Il est au nombre de ces jeunes Sénégalais, bardés de parchemins, ayant poursuivi leurs études à l'étranger. Plus précisément au pays de l'Oncle Sam. Mais, au lieu de rentrer après ses études, Elhadj Khadim Samb, puisque c'est de lui qu'il s'agit, s'est permis une immersion professionnelle dans le pays d'accueil. Plusieurs années se sont écoulées avant que ce jeune Sénégalais ne décide, enfin, de rentrer au bercail. Une décision qui relève, d'abord de l'attachement affectif pour son pays natal, le Sénégal. Mais, Khadim, comme le surnomment affectueusement ses proches, entend partager son expérience professionnelle à travers un projet novateur. Dakaractu l'a déniché et a réussi à le faire parler. Notamment sur son incursion inattendue dans la fondation de la Première Dame, Marième Faye Sall. Entretien.

Dakaractu: M Samb, comment vous présenter à nos lecteurs? Voulez vous revenir sur votre parcours?
Khadim Samb: Vous me permettrez tout d'abord de saluer l'ensemble de vos lecteurs et de leur souhaiter plein succès dans toutes leurs entreprises. El Hadji SAMB est un jeune Sénégalais établi aux USA depuis 13 ans, mais qui nourrit un profond amour et de grandes ambitions en cours de réalisation, pour son pays le Sénégal.
Il faut retenir qu' après des études en sciences juridiques et politiques à l'UCAD, je suis allé aux Etats unis d'Amérique poursuivre des études en leadership et business management, ce qui m'a d'ailleurs conduit, après l'obtention de mes diplômes, à intégrer l'une des plus grandes compagnies Américaines au monde : WALMART,en tant que " operation director" et ceci durant 10 ans.


Dakaractu: Pourquoi avez-vous décidé de revenir au bercail. Et que comptez-vous faire concrètement pour le Sénégal?
Khadim Samb: Comme vous le savez certainement, tout Sénégalais à l'étranger n'aspire qu'à un retour au pays pour participer à l'effort de construction nationale. C'est dans ce cadre qu'après avoir accumulé plus d'une décennie d'expérience dans le style de management Américain, je me suis décidé à venir en faire profiter mon pays, par la mise en place de projets structurants. Il s'agit d'investir dans des créneaux pourvoyeurs d'emplois et de ressources, au service de la population en générale et des jeunes en particulier. J'ai ainsi mis sur pied un cadre adéquat évoluant dans des activités aussi transversales que l'offre de services, la promotion agricole, le commerce général mais surtout l'encadrement et la formation de la jeunesse aux valeurs citoyennes, à l'action sociale et à l'engagement politique.

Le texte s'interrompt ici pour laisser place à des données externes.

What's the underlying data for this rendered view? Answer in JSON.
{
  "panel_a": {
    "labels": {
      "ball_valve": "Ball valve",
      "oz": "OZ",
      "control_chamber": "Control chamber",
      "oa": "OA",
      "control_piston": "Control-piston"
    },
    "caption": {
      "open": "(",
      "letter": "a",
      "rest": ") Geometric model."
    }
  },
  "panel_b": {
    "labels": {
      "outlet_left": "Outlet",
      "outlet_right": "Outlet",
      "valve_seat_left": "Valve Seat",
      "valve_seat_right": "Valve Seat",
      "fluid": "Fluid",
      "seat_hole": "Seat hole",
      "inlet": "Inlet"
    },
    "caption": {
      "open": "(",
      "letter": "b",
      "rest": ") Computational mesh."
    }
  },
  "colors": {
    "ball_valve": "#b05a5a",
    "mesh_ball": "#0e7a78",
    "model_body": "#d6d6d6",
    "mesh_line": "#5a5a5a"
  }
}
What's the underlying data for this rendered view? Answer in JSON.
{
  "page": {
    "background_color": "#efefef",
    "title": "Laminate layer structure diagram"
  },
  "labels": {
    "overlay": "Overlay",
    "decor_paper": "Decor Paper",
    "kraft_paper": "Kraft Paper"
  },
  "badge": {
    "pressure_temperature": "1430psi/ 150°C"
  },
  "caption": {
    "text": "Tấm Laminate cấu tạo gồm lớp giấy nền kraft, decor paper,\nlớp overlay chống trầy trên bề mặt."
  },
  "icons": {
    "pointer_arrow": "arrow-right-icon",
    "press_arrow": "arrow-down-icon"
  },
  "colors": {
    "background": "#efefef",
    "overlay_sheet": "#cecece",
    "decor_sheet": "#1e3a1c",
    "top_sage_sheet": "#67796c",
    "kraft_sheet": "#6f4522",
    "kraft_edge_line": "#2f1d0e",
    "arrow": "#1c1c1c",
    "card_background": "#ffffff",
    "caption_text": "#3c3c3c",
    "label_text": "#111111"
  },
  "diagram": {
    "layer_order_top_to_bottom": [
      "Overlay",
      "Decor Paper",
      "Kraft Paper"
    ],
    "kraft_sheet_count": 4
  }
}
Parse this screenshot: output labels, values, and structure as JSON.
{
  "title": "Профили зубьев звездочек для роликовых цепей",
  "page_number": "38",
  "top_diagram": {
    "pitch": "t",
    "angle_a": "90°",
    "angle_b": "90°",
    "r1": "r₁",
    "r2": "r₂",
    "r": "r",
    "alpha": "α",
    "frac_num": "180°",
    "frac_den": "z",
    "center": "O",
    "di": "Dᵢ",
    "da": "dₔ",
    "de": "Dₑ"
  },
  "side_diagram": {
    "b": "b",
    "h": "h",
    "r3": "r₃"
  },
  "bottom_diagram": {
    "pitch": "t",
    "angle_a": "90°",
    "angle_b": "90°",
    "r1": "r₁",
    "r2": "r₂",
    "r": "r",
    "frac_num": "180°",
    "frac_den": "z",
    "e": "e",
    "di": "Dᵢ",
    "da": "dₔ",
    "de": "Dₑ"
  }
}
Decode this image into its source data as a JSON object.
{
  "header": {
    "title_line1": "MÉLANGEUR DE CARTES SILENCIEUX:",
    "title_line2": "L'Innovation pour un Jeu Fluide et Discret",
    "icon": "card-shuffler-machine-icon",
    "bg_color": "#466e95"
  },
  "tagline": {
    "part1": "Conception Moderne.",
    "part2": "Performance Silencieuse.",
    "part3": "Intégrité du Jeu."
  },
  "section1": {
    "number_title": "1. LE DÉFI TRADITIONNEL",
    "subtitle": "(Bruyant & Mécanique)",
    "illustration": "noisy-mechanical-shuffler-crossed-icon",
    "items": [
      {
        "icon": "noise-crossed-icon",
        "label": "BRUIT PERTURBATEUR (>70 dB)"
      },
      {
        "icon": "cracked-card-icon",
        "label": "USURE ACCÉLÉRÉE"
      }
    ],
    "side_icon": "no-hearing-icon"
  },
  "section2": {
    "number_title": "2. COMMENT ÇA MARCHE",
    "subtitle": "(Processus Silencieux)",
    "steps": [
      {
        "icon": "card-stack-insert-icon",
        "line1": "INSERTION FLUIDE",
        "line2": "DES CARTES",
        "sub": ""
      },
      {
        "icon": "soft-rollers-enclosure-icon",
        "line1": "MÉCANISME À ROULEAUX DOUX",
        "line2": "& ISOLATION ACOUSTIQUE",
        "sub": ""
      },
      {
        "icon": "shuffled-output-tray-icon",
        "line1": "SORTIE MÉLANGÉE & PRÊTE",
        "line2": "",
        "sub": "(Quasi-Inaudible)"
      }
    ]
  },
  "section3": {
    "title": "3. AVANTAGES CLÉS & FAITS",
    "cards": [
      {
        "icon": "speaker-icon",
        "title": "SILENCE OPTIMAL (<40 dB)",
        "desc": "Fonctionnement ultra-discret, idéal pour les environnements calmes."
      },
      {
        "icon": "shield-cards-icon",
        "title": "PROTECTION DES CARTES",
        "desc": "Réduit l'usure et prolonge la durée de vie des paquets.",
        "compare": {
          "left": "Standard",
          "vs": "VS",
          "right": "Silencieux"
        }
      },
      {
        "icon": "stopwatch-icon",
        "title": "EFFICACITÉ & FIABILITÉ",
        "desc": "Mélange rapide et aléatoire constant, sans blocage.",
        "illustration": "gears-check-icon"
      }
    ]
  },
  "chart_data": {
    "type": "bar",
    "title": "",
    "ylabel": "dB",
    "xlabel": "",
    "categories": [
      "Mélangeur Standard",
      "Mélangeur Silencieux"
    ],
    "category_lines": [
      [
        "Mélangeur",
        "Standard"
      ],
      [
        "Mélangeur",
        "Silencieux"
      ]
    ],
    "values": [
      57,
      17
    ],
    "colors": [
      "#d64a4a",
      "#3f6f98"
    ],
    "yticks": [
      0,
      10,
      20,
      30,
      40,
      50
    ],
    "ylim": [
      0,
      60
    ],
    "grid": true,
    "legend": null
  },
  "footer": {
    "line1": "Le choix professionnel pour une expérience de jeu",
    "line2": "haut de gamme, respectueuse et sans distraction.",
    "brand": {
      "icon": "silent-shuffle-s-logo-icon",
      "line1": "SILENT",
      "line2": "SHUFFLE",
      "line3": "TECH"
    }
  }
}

Pour avoir séjourné longtemps aux Etats-Unis d'Amérique, quelles sont les difficultés que rencontrent en général la communauté Sénégalaise établie là-bas?
Il faut reconnaître que nous avons l'une des communautés les plus vaillantes, les plus dynamiques et solidaires, établies aux USA. Cette même communauté participe grandement au soutien de l'économie nationale et au relèvement du pouvoir d'achat des ménages à travers les importants transferts d'argent en direction des familles d'immigrés. Toutefois, force est de reconnaître qu'elle fait face à de nombreuses difficultés parmi lesquelles, la régularisation des sans papiers, qui pour certains ne sont pas revenus au Sénégal depuis leur départ, il y a pour d'aucuns une dizaine d'années et pour d'autres une quinzaine d'années. A ce problème s'ajoute celui du soutien des autorités publiques au retour des volontaires, qui ne maîtrisent pas l'environnement des affaires au Sénégal, pour oser franchir le pas. La question de la représentativité de cette communauté au sein des institutions publiques est aussi à régler, pour une meilleure prise en charge de leur aspirations et cela est valable, tant pour la communauté Sénégalaise des USA, que de celle établie partout ailleurs dans le monde...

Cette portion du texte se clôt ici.